I would concur with the author that Greg Chappell is not the first person we should be blaming for this debacle.
Sunny G has been quoted as saying "The Indian players never had the wherewithal to rise to the occasion since my playing days in 1970s". Of course, as 39 in 60 overs would suggest, that's absolutely true. How then do we expect that not having a foreign coach would benefit this team in any way? How can we expect that the desi coach would not resort to favoritism and lead the team backwards instead of forward?

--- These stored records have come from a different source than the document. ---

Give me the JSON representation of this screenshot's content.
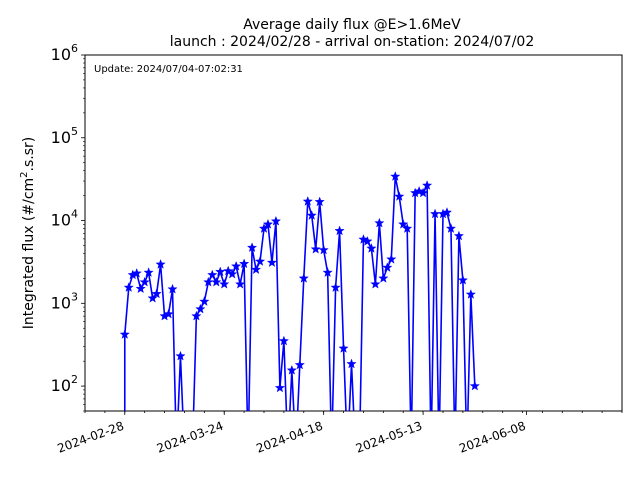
{
  "chart_data": {
    "type": "line",
    "title": "Average daily flux @E>1.6MeV",
    "subtitle": "launch : 2024/02/28 - arrival on-station: 2024/07/02",
    "annotation": "Update: 2024/07/04-07:02:31",
    "ylabel_prefix": "Integrated flux (#/cm",
    "ylabel_sup": "2",
    "ylabel_suffix": ".s.sr)",
    "xlabel": "",
    "x_ticks": [
      "2024-02-28",
      "2024-03-24",
      "2024-04-18",
      "2024-05-13",
      "2024-06-08"
    ],
    "y_ticks": [
      {
        "base": "10",
        "exp": "2",
        "value": 100
      },
      {
        "base": "10",
        "exp": "3",
        "value": 1000
      },
      {
        "base": "10",
        "exp": "4",
        "value": 10000
      },
      {
        "base": "10",
        "exp": "5",
        "value": 100000
      },
      {
        "base": "10",
        "exp": "6",
        "value": 1000000
      }
    ],
    "xlim": [
      "2024-02-18",
      "2024-07-02"
    ],
    "ylim": [
      50,
      1000000
    ],
    "yscale": "log",
    "grid": false,
    "series": [
      {
        "color": "#0000ff",
        "marker": "star",
        "points": [
          [
            "2024-02-28",
            0
          ],
          [
            "2024-02-28",
            420
          ],
          [
            "2024-02-29",
            1550
          ],
          [
            "2024-03-01",
            2200
          ],
          [
            "2024-03-02",
            2300
          ],
          [
            "2024-03-03",
            1500
          ],
          [
            "2024-03-04",
            1800
          ],
          [
            "2024-03-05",
            2350
          ],
          [
            "2024-03-06",
            1150
          ],
          [
            "2024-03-07",
            1300
          ],
          [
            "2024-03-08",
            2950
          ],
          [
            "2024-03-09",
            700
          ],
          [
            "2024-03-10",
            740
          ],
          [
            "2024-03-11",
            1480
          ],
          [
            "2024-03-12",
            0
          ],
          [
            "2024-03-13",
            230
          ],
          [
            "2024-03-14",
            0
          ],
          [
            "2024-03-15",
            0
          ],
          [
            "2024-03-16",
            0
          ],
          [
            "2024-03-17",
            700
          ],
          [
            "2024-03-18",
            850
          ],
          [
            "2024-03-19",
            1050
          ],
          [
            "2024-03-20",
            1800
          ],
          [
            "2024-03-21",
            2200
          ],
          [
            "2024-03-22",
            1800
          ],
          [
            "2024-03-23",
            2400
          ],
          [
            "2024-03-24",
            1700
          ],
          [
            "2024-03-25",
            2450
          ],
          [
            "2024-03-26",
            2250
          ],
          [
            "2024-03-27",
            2800
          ],
          [
            "2024-03-28",
            1700
          ],
          [
            "2024-03-29",
            3000
          ],
          [
            "2024-03-30",
            0
          ],
          [
            "2024-03-31",
            4700
          ],
          [
            "2024-04-01",
            2550
          ],
          [
            "2024-04-02",
            3200
          ],
          [
            "2024-04-03",
            8000
          ],
          [
            "2024-04-04",
            9000
          ],
          [
            "2024-04-05",
            3100
          ],
          [
            "2024-04-06",
            9800
          ],
          [
            "2024-04-07",
            95
          ],
          [
            "2024-04-08",
            350
          ],
          [
            "2024-04-09",
            0
          ],
          [
            "2024-04-10",
            155
          ],
          [
            "2024-04-11",
            0
          ],
          [
            "2024-04-12",
            180
          ],
          [
            "2024-04-13",
            2000
          ],
          [
            "2024-04-14",
            17000
          ],
          [
            "2024-04-15",
            11500
          ],
          [
            "2024-04-16",
            4500
          ],
          [
            "2024-04-17",
            16800
          ],
          [
            "2024-04-18",
            4400
          ],
          [
            "2024-04-19",
            2350
          ],
          [
            "2024-04-20",
            0
          ],
          [
            "2024-04-21",
            1550
          ],
          [
            "2024-04-22",
            7500
          ],
          [
            "2024-04-23",
            285
          ],
          [
            "2024-04-24",
            0
          ],
          [
            "2024-04-25",
            185
          ],
          [
            "2024-04-26",
            0
          ],
          [
            "2024-04-27",
            0
          ],
          [
            "2024-04-28",
            5900
          ],
          [
            "2024-04-29",
            5600
          ],
          [
            "2024-04-30",
            4600
          ],
          [
            "2024-05-01",
            1700
          ],
          [
            "2024-05-02",
            9300
          ],
          [
            "2024-05-03",
            2000
          ],
          [
            "2024-05-04",
            2700
          ],
          [
            "2024-05-05",
            3400
          ],
          [
            "2024-05-06",
            34000
          ],
          [
            "2024-05-07",
            19500
          ],
          [
            "2024-05-08",
            9000
          ],
          [
            "2024-05-09",
            8000
          ],
          [
            "2024-05-10",
            0
          ],
          [
            "2024-05-11",
            21500
          ],
          [
            "2024-05-12",
            22500
          ],
          [
            "2024-05-13",
            21500
          ],
          [
            "2024-05-14",
            26500
          ],
          [
            "2024-05-15",
            0
          ],
          [
            "2024-05-16",
            12000
          ],
          [
            "2024-05-17",
            0
          ],
          [
            "2024-05-18",
            12000
          ],
          [
            "2024-05-19",
            12500
          ],
          [
            "2024-05-20",
            8000
          ],
          [
            "2024-05-21",
            0
          ],
          [
            "2024-05-22",
            6500
          ],
          [
            "2024-05-23",
            1900
          ],
          [
            "2024-05-24",
            0
          ],
          [
            "2024-05-25",
            1280
          ],
          [
            "2024-05-26",
            100
          ]
        ]
      }
    ]
  }
}
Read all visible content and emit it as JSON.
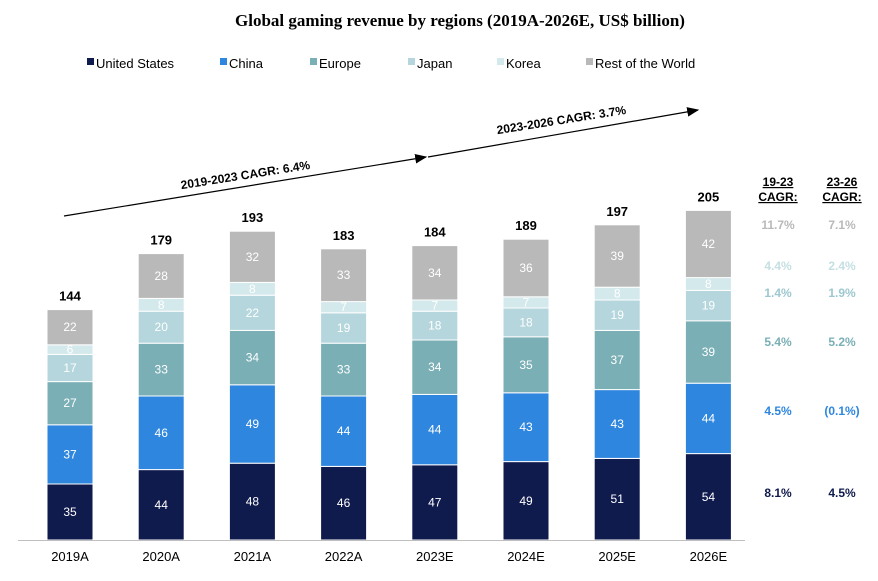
{
  "chart_data": {
    "type": "bar",
    "stacked": true,
    "title": "Global gaming revenue by regions (2019A-2026E, US$ billion)",
    "categories": [
      "2019A",
      "2020A",
      "2021A",
      "2022A",
      "2023E",
      "2024E",
      "2025E",
      "2026E"
    ],
    "series": [
      {
        "name": "United States",
        "color": "#0f1a4d",
        "label_color": "#ffffff",
        "values": [
          35,
          44,
          48,
          46,
          47,
          49,
          51,
          54
        ]
      },
      {
        "name": "China",
        "color": "#2e86de",
        "label_color": "#ffffff",
        "values": [
          37,
          46,
          49,
          44,
          44,
          43,
          43,
          44
        ]
      },
      {
        "name": "Europe",
        "color": "#7aafb6",
        "label_color": "#ffffff",
        "values": [
          27,
          33,
          34,
          33,
          34,
          35,
          37,
          39
        ]
      },
      {
        "name": "Japan",
        "color": "#b4d6dc",
        "label_color": "#ffffff",
        "values": [
          17,
          20,
          22,
          19,
          18,
          18,
          19,
          19
        ]
      },
      {
        "name": "Korea",
        "color": "#d3e9ec",
        "label_color": "#ffffff",
        "values": [
          6,
          8,
          8,
          7,
          7,
          7,
          8,
          8
        ]
      },
      {
        "name": "Rest of the World",
        "color": "#b9b9b9",
        "label_color": "#ffffff",
        "values": [
          22,
          28,
          32,
          33,
          34,
          36,
          39,
          42
        ]
      }
    ],
    "totals": [
      144,
      179,
      193,
      183,
      184,
      189,
      197,
      205
    ],
    "annotations": {
      "cagr_2019_2023": "2019-2023  CAGR:  6.4%",
      "cagr_2023_2026": "2023-2026  CAGR:  3.7%"
    },
    "cagr_table": {
      "headers": [
        [
          "19-23",
          "CAGR:"
        ],
        [
          "23-26",
          "CAGR:"
        ]
      ],
      "rows": [
        {
          "series": "Rest of the World",
          "color": "#b9b9b9",
          "values": [
            "11.7%",
            "7.1%"
          ]
        },
        {
          "series": "Korea",
          "color": "#c5dfe3",
          "values": [
            "4.4%",
            "2.4%"
          ]
        },
        {
          "series": "Japan",
          "color": "#9cc8cf",
          "values": [
            "1.4%",
            "1.9%"
          ]
        },
        {
          "series": "Europe",
          "color": "#7aafb6",
          "values": [
            "5.4%",
            "5.2%"
          ]
        },
        {
          "series": "China",
          "color": "#2e86de",
          "values": [
            "4.5%",
            "(0.1%)"
          ]
        },
        {
          "series": "United States",
          "color": "#0f1a4d",
          "values": [
            "8.1%",
            "4.5%"
          ]
        }
      ]
    },
    "ylim": [
      0,
      205
    ]
  }
}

The blame, lies with the selection committee. On what basis what Sehwag persisted with? What are the instructions for Tendulkar as a team member? Dravid included Sehwag based on liking, not on form or fitness. Is the board going to inquire the true reasons for the appalling fitness levels in the team, despite there being all sorts of experts to help? Does this point to the sudden disappearance of the training skills of these trainers or the inability and unwillingness of our players to adopt the regimen pointed out?
What good was Ganguly to the team, for all his experience and 'sterling comeback'? Can't we expect him to win one match out of three on his own, when it mattered so much? Same goes for Tendulkar and for Dravid. One more person to be included in this list is Yuvraj Singh. He has been around the team long enough to be counted a senior, and he has consistently failed to deliver at the crucial junctures. We do not expect him to be a Hussey (who's a later entrant to the game) or Bevan or Ponting, but he can be a Bravo or Shoaib Malik or AB deVilliers? These guys are nowhere near as talented as Yuvraj, but they give their last ounce of sweat and blood on the field. Is 100% too much to ask from these enormously highly paid, endorsed and worshipped players?
If Laxman was sacked because he was a liability in the field, how is it any different for Kumble and Ganguly? Wasn't Laxman equally gifted, if not more? And I am not advocating his re-inclusion here. If players are to fail at times when required, why not persist with Kaif, Raina and Dinesh Karthik? I have lost count of the innumerable times that Tendulkar has a) harmed the team's cause by playing so defensively as to make Paul Harris look like Bedi or Vettori and b) failing to produce an innings in a match that matters. Seriously, I cannot even get myself to comment on him anymore.
The way out of this is to retain Dravid, for anyways he is the only one who matters to our Test team, include Raina, Kaif and Karthik (whose much more solid, technically sound and reliable than Dhoni, 183 notwithstanding) to our ODI team, bring in Romesh Powar, who'll bowl to get wickets, not to escape hammering, and RP Singh (Agarkar, on average, bowls more bad balls an over than RP does). Gambhir is as frivolous as Sehwag, but there is a chance he might remember the hurt it might have caused to have been dropped from the WC squad just a month before departure, and learn something from it.
Four years is the right time to hope that our bench strength improves and these youngsters rise to expectations, but we cannot spend four years investing our time and money in players past their prime, resting on laurels, liabilities on the field, hoping that they do not again let us down the way they've done time after time so far.